A pilot study was able to show that the ADBB used in a test-retest setting allowed for the observation of different reaction trajectories in babies receiving parental visits in a residential nursery. These observations can then help child protection professionals to make decisions in the best interest of the child based on signals coming from the baby, which research has shown to be very relevant.(http://www.theses.fr/2015USPCB020)
In test-retest, the ADBB will also allow monitoring the quality of care of babies in nurseries. This was shown in a study by Mascaró, Dupuis-Gauthier-Jardri, & Delion, in 2012.
A group of 32 babies placed for their protection in a nursery was evaluated using the ADBB, but also other tools on the evolution of their relational behavior at two times: T0, at the time of their arrival in the nursery, T1: 4 months after their care in the nursery; the results showed a significant improvement of the relational withdrawal behavior of the babies during the care.(https://www.cairn.info/resume.php?ID_ARTICLE=DEV_122_0069)
Another study shows that relational withdrawal as assessed by the ADBB is a valid construct for assessing the effect of institutionalization and the presence or absence of a reference person on infants’ social-emotional development. (SOCIAL WITHDRAWAL BEHAVIOR IN INSTITUTIONALIZED TODDLERS: INDIVIDUAL, EARLY FAMILY AND INSTITUTIONAL DETERMINANTS)

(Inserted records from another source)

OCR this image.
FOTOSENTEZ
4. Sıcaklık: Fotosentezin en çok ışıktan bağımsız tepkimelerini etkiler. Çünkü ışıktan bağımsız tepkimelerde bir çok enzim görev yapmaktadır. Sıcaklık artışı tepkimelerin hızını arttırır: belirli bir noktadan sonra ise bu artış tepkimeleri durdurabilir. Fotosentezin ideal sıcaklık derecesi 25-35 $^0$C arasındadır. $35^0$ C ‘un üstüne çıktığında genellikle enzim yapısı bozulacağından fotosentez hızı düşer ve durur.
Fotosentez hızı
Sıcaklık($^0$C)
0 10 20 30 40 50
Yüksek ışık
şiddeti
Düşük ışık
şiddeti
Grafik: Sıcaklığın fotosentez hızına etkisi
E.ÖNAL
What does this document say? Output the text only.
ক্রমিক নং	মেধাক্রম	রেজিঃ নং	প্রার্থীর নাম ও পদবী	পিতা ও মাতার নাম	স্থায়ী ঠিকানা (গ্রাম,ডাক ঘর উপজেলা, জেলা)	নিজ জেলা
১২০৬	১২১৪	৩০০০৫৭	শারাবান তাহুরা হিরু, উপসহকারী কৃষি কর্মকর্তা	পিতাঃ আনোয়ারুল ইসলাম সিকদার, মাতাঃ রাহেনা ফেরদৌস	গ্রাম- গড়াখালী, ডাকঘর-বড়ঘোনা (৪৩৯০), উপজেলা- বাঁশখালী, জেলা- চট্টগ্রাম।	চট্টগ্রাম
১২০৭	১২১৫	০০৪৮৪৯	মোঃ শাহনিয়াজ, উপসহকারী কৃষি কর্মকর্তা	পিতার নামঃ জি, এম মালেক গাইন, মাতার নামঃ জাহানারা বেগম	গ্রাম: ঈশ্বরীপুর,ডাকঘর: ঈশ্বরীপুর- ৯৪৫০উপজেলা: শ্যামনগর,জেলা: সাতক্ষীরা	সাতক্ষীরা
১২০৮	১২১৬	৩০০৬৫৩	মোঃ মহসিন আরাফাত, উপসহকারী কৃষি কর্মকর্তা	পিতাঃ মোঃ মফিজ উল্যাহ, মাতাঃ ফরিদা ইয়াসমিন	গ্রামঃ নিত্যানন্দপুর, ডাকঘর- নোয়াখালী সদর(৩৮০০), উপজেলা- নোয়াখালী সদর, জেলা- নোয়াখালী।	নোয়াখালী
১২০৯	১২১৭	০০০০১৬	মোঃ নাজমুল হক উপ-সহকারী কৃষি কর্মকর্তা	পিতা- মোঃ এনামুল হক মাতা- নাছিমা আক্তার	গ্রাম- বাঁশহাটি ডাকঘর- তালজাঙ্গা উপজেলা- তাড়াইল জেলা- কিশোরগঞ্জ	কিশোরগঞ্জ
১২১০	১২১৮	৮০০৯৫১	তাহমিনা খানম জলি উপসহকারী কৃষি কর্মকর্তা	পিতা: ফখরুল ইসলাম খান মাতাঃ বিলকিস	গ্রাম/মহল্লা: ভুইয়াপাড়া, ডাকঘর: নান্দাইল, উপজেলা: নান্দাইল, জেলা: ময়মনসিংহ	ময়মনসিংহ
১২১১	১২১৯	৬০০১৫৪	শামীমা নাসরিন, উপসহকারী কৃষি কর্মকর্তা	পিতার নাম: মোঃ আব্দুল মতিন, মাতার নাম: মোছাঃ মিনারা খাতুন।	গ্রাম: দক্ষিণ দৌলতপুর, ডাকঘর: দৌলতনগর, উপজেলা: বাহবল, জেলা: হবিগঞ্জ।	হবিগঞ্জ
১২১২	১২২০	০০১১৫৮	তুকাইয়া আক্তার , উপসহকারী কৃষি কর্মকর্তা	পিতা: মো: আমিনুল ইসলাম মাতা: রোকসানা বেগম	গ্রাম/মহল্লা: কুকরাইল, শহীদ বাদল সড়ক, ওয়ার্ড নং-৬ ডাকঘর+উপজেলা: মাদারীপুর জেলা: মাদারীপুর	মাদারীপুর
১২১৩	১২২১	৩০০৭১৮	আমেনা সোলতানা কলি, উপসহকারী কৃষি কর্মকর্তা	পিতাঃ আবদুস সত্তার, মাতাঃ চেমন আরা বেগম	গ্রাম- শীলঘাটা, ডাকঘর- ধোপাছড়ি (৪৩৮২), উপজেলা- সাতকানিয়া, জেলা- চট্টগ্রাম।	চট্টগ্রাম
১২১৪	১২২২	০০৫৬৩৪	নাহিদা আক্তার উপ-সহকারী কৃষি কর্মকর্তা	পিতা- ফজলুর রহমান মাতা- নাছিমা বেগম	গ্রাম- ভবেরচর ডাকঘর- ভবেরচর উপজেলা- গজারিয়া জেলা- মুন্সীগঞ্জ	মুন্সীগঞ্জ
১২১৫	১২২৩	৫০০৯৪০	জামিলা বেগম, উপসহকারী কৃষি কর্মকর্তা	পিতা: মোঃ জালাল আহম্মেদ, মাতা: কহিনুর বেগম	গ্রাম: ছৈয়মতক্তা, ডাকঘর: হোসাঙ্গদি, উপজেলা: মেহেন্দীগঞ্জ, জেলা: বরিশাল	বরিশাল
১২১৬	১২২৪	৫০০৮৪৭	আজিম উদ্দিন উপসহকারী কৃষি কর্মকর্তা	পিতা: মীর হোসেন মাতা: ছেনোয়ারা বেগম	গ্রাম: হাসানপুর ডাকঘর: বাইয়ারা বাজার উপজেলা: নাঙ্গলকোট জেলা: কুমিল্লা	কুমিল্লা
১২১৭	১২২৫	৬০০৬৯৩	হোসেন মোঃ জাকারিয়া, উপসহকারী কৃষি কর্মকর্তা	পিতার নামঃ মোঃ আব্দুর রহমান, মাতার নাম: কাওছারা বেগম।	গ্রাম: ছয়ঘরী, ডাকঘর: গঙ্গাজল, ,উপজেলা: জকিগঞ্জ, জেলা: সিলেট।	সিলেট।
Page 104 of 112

Finally, it is also possible to monitor the functioning of the nursing groups: Regularly evaluating with the help of the ADBB (once a month for example) the relational withdrawal behavior of all the babies in a nursery nursing group will allow :
– To identify at an early stage the child who is not doing well despite the care received and therefore to take the necessary decisions, such as increasing the time with the reference person, planning a neuro-paediatric check-up, considering foster care, etc.
– To identify if a relational or organizational factor impacts the dynamics of the group’s functioning: too many changes in the personnel around the babies, personnel in particular difficulty (burn out, depression), in these cases, it is often the majority of the babies in the living group who will present a drop in their average relational withdrawal score.
As we can see, the clinical applications of the ADBB are multiple, especially in the complex clinic (child protection). Its semiological value is very important to understand the experience from the baby’s point of view and its flexibility of use makes it an inexpensive and reliable tool. ADBB training is available online or in person. The use of the ADBB scale does not require any particular equipment and can be repeated as many times as necessary.